Paul sighed. "She got pregnant. We had plans to travel together and didn't want to be tied down. She had an abortion."
"That was illegal, wasn't it?"
"Yeah. So then afterwards, she regretted it. I did too. We just couldn't stay together. I left. I didn't hear what happened to her until much later."
"Then it's more of the same. Traveling, transient employment. You never stayed anywhere more than a few years. History of drug abuse: mostly marijuana and LSD."
"How do you know that?"
"We know. We did some research. But we can't connect all this data. Why were they after you?

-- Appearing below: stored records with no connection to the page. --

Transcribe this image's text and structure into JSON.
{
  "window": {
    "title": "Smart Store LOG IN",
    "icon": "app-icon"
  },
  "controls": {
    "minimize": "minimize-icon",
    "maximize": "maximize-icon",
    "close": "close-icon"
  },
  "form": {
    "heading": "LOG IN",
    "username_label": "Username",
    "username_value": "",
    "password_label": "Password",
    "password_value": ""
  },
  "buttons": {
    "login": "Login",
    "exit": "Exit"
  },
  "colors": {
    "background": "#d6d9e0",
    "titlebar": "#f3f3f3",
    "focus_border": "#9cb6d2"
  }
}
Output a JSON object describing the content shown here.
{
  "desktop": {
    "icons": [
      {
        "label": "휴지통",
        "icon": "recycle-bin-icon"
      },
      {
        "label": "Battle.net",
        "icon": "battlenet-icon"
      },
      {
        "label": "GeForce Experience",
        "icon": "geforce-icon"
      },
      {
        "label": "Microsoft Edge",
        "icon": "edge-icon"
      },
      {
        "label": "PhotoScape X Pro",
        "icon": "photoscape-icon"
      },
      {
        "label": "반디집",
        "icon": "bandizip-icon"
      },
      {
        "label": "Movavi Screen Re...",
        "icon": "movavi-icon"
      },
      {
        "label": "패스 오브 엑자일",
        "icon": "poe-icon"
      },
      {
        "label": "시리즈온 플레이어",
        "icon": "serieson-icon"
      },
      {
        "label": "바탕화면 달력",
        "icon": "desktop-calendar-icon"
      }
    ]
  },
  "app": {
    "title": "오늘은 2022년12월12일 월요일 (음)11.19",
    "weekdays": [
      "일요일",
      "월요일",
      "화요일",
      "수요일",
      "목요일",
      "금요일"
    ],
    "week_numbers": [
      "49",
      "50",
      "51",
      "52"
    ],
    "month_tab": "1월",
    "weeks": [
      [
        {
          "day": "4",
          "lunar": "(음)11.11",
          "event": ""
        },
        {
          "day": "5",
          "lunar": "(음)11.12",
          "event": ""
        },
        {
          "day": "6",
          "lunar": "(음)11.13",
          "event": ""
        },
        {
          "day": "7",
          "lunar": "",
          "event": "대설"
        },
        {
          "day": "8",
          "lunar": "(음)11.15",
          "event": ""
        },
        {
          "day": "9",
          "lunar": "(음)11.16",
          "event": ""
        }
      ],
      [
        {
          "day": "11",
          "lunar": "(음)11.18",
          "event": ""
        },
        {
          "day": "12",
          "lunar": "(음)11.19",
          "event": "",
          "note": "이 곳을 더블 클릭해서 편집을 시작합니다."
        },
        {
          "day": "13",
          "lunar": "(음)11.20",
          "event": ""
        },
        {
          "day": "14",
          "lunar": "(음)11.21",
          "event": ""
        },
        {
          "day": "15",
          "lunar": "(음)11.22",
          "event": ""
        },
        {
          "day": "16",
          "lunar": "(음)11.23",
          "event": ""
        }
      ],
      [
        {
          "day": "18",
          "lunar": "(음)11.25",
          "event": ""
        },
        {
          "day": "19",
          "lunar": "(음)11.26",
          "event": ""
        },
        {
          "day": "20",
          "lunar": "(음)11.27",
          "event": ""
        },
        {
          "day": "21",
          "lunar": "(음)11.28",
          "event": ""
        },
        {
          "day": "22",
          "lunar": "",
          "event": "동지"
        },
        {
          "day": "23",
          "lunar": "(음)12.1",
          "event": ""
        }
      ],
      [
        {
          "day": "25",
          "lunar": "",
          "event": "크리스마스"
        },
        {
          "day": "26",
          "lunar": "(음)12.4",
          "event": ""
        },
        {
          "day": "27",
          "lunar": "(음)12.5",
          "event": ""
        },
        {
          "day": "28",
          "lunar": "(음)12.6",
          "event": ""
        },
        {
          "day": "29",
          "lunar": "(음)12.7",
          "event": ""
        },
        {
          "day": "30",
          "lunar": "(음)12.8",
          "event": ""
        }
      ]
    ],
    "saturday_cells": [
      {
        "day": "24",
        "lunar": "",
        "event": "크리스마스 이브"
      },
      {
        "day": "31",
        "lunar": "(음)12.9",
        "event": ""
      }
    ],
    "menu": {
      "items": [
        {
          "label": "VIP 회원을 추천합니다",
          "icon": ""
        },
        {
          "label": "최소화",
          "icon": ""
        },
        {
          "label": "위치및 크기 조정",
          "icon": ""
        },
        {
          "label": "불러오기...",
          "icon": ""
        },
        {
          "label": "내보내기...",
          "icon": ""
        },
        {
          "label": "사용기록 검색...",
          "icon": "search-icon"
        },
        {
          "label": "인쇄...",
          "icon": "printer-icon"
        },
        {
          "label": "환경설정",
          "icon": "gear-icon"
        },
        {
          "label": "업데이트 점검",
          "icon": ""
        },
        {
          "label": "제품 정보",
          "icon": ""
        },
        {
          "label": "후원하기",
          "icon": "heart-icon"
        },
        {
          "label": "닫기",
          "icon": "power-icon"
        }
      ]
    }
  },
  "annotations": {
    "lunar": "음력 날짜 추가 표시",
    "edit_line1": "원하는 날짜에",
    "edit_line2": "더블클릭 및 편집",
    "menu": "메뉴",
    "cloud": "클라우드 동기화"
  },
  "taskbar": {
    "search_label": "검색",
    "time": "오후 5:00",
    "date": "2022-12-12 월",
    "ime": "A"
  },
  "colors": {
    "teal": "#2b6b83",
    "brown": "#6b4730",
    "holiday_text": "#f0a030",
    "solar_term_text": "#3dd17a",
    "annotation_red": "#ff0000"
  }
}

That's what we need to figure out."
Paul shrugged.
"I want you to tell me about the time you first met them. Where were you? What happened? Give me details."
"I was trekking in the mountains."
"The Himalayas, in Nepal."
"Yes. I fainted in the snow and Jason found me."
"Jasmine wasn't with him?"
"No. He helped me down the mountain. We met her in Pokhara."
"What caused you to faint?"
Paul remained silent.
"Were you high? Had you taken drugs?"
"I don't have to answer any incriminating questions."
"Listen, this goes way beyond a drug bust. I'm not a narcotics agent and I'm not concerned with your personal vices unless they affect this situation. But we need to know this."
"I'd taken some acid."
"LSD."
"Yes."
"How much?"
"I can't give you a scientific measurement if that's what you want. I bought it from a guy on Freak Street. It was blotter acid. I took five hits; that's four more than I should have."
"Why?"
Paul shrugged again. "I wanted to get very high."
"Okay. So when you met Jason did anything unusual happen?"
"I was stoned out of my mind."
"But do you remember anything?"
"Bits and pieces. I don't know."
Finwinkle closed the file folder. "That's not good enough. Mr. Traven, we have drugs that can make you spill everything until your head's empty. We are authorized to use sleep deprivation, fasting, hypnosis, and other more extreme methods if necessary. This is a matter of not national but international security. We are trying to give you a chance to cooperate voluntarily. I urge you to take the opportunity for your own sake."